By Michael Bay logic, injecting atropine also prevents one's skin from falling off.
I had forgotten about The Rock, but recently rewatched it - and halfway through I had to check, and sure enough. Michael Bay.
Also, for a more recent cheesy movie (with Nicholas Cage), Drive Angry is surprisingly good. In a bad way.
Recall that Iraq was well known to have used significant quantities of chemical weapons in the Iran-Iraq War (against Iranian and Iraqi civilians): it was only after UN Security Council Resolutions 686 and 687- ending the Gulf War with the liberation of Kuwait- that Iraqi lost the ability to have Weapons of Mass Destruction. And so UNSCOM tracked down a lot of leads and visited a bunch of places inside Iraq for several years, looking for evidence of these, and the idea that Iraq hid the massive programs necessary to develop state-of-the-art technologies like that, and produce them in significant quantities, while remaining totally covert seems unlikely.
Back in 2002 I was an intern at a non-proliferation group in Washington DC, and spent some time talking to a (now sadly deceased) MITRE expert on chemical weapons about all of this, but I didn't take more than 1 year of college chemistry so I'm not an expert on the chemistry myself.
But I did just spend hours of the holiday weekend playing a typical video game that's pretty much entirely about shooting people. (And in this case with a sprinkling of sometimes running them through with a machete instead.)
So maybe we already society-wide glamorize weapons and killing, but the nerve gas variety of that is... only unfamiliar?
Or it is innately less-appealing somehow?
Movies are all about how they make the audience feel, and everyone remembers the creepiness of this particular prop in The Rock. It's awesome that someone replicated it because yeah - it's a very impressive prop because of exactly that reason - it was basically a character itself in them movie, and was an impressively constructed visual piece which was meant to exude menace.
You're doing a weird thing of saying "obviously this is about nerve gas"...no it is first and foremost about a movie, a story, and the emotional narrative it told.
https://www.hollywoodreporter.com/movies/movie-news/rock-scr...
I got stopped once because they claimed I set off their explosives detector. My wife ran off laughing as I started to nervously unzip a case filled with bomb-looking parts.
The scene with the needle you have to jab in your heart reminded me of defibrillators (nothing deeper than medical heart thing = defibrillator) so as a kid I always assumed those defibrillator cabinets in public areas was nerve agent antidote! Just in case!
https://acoup.blog/2020/03/20/collections-why-dont-we-use-ch...
TL;DR is that it's not used these days because it wasn't actually all that effective, at least not when used in modern warfare.
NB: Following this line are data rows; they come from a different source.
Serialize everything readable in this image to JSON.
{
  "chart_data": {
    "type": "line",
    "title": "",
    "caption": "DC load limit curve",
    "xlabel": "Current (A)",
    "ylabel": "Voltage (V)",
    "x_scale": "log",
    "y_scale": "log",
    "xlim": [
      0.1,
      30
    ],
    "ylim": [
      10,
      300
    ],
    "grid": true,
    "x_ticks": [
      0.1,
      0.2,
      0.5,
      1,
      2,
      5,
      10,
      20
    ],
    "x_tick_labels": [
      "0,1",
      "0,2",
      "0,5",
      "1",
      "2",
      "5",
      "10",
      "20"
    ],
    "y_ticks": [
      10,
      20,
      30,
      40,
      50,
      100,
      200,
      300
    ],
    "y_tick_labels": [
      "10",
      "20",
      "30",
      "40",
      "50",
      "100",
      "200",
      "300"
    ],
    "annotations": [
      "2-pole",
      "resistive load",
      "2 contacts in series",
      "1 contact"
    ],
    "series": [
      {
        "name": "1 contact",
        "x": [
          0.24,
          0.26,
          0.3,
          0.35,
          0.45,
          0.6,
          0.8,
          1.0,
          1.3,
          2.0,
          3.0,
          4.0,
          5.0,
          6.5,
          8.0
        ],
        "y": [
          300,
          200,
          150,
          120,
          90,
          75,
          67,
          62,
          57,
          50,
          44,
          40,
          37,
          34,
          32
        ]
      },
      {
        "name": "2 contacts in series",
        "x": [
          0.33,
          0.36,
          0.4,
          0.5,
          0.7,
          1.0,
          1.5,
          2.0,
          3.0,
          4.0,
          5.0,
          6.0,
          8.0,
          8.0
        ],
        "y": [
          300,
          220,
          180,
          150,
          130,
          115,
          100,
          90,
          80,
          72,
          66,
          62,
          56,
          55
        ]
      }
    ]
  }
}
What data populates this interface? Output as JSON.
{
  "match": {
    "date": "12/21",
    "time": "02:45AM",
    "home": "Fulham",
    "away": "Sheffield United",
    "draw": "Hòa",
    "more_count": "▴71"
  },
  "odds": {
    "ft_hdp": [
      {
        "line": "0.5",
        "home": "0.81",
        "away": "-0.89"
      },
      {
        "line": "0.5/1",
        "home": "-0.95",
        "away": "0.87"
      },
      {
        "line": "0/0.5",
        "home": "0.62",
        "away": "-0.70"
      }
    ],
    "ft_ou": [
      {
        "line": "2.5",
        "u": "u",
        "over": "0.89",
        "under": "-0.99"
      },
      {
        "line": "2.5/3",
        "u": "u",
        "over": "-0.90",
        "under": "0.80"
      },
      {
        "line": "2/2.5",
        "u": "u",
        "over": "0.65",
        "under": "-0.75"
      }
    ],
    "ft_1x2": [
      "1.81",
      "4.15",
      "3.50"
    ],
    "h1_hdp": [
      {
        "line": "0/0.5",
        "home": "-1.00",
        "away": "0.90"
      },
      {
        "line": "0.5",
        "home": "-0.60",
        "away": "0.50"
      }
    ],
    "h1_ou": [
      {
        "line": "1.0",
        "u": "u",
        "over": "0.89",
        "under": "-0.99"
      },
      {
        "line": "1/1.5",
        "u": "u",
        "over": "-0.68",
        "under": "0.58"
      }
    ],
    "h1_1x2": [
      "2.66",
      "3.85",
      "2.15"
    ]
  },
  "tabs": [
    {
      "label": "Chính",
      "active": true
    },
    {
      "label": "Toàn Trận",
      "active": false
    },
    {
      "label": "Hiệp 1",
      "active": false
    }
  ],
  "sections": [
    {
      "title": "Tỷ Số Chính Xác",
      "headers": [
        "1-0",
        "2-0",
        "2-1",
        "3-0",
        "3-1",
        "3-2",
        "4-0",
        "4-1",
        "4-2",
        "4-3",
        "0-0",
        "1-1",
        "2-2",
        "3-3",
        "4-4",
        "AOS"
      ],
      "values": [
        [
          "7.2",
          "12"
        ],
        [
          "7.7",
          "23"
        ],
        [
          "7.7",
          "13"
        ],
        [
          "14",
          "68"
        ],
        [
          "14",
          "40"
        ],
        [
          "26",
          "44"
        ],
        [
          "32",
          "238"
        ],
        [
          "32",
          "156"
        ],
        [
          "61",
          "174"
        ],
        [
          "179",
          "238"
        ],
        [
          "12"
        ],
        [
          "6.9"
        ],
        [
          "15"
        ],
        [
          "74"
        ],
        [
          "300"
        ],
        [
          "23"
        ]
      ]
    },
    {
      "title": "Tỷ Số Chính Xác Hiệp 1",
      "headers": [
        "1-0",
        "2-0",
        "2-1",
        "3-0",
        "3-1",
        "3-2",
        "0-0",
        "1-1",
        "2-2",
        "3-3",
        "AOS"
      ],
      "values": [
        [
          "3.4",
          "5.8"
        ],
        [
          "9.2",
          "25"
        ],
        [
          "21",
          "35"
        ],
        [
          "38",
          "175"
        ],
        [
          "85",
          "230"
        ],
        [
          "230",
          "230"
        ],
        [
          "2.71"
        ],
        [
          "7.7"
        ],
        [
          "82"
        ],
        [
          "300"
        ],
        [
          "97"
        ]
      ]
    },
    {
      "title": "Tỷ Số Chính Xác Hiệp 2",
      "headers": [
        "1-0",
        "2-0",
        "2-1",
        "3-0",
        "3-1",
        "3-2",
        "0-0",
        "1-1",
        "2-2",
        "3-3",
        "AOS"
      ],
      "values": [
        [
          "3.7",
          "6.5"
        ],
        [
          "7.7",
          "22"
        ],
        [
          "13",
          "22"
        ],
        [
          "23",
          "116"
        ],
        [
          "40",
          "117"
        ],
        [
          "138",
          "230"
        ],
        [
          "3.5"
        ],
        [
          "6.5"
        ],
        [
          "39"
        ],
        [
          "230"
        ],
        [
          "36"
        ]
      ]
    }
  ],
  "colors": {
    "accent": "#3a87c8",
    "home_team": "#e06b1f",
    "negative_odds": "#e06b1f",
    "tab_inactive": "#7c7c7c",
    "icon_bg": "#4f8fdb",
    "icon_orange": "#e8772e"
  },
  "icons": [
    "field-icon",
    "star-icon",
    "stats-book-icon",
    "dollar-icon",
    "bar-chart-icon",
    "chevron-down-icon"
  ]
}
That is also why it's (mostly) honored, even though many other prohibitions under international treaties are ignored by the largest (ab)users.
However, if conditions similar to WW1 become dominant on the battlefields - and, looking at Ukraine, trench warfare at least is back in some way - this might get re-assessed.
We prosecuted the Nazis under the Geneva Conventions at Nuremburg.
Every US President since then has demonstrably broken them.
“After the defeat the Iranians said the attack killed more than four thousand civilians — welcome to the VX gas attack” https://www.youtube.com/watch?v=nem_uP-bpFs https://en.wikipedia.org/wiki/Halabja_massacre
1: In roughly the same way that he had invaded Iran in 1980 when that country was in disarray after the fall of the Shah. Note that he doesn't seem to have noticed that his invasion was a huge disaster for Iraq, killing huge numbers of people, destroying massive quantities of stuff, going deeply into debt- so much debt that he decided to try and seize Kuwait, bringing the wrath of the United Nations down upon him- and gaining him exactly nothing. The idea that other leaders might be smart enough NOT to do that never seems to have crossed his mind.